Detachment of the retina - separating the light-sensitive membrane at the back of the eye from the choroid. In the Department of Ophthalmology and Eye Microsurgery K+31, highly qualified ophthalmologists are engaged in the treatment of retinal detachment.
Retinal detachment symptoms, causes
The retina is a thin, light-sensitive tissue at the back of the eye. It allows you to see an image that is directed at it through the cornea and lens.
- Most often, retinal detachment occurs due to damage or tear in the retina. Liquid enters the rupture and this leads to the separation of the retina from the underlying tissues. This is comparable to a trapped air or liquid bubble under the wallpaper. Heredity and high myopia can also be the cause of this condition.
- Another type of retinal detachment is called traction detachment. It occurs in people with uncontrolled diabetes, traumatic, after eye surgery, or in people with chronic inflammation.
- The third type is an exudative form of retinal detachment, which occurs as a result of the formation of exudative fluid under the retina.
When the retina is detached, bleeding from the vessels at the ruptured area can darken the inner part of the eye called the vitreous humor. If the macular region, the part of the retina responsible for object vision, is exfoliated, central vision may be severely affected.
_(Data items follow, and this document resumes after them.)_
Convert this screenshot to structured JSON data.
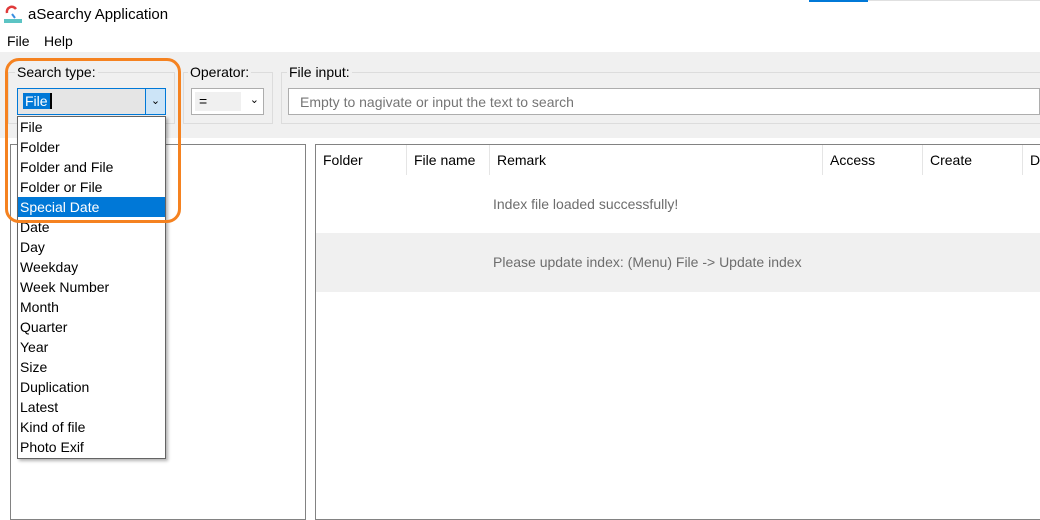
{
  "window": {
    "title": "aSearchy Application"
  },
  "menu": [
    "File",
    "Help"
  ],
  "search_type": {
    "label": "Search type:",
    "value": "File",
    "options": [
      "File",
      "Folder",
      "Folder and File",
      "Folder or File",
      "Special Date",
      "Date",
      "Day",
      "Weekday",
      "Week Number",
      "Month",
      "Quarter",
      "Year",
      "Size",
      "Duplication",
      "Latest",
      "Kind of file",
      "Photo Exif"
    ],
    "selected_option": "Special Date"
  },
  "operator": {
    "label": "Operator:",
    "value": "="
  },
  "file_input": {
    "label": "File input:",
    "placeholder": "Empty to nagivate or input the text to search"
  },
  "table": {
    "columns": [
      "Folder",
      "File name",
      "Remark",
      "Access",
      "Create",
      "D"
    ],
    "rows": [
      "Index file loaded successfully!",
      "Please update index: (Menu) File -> Update index"
    ]
  },
  "colors": {
    "accent": "#0078d7",
    "highlight": "#f58220"
  }
}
Retinal detachment symptoms
- Bright flashes of light, especially at the periphery of the field of view
- Blurred vision
- Floating eye flies
- Shadow or loss of part of the field of view of one eye
Risk factors for developing retinal detachment
- after surgery on the eyeball (the traction effect of the vitreous body on the periphery of the retina increases),
- the presence of dangerous dystrophic foci on the retina,
- eye injury,
- the presence of retinal degenerations in several members of the same family as a genetic feature.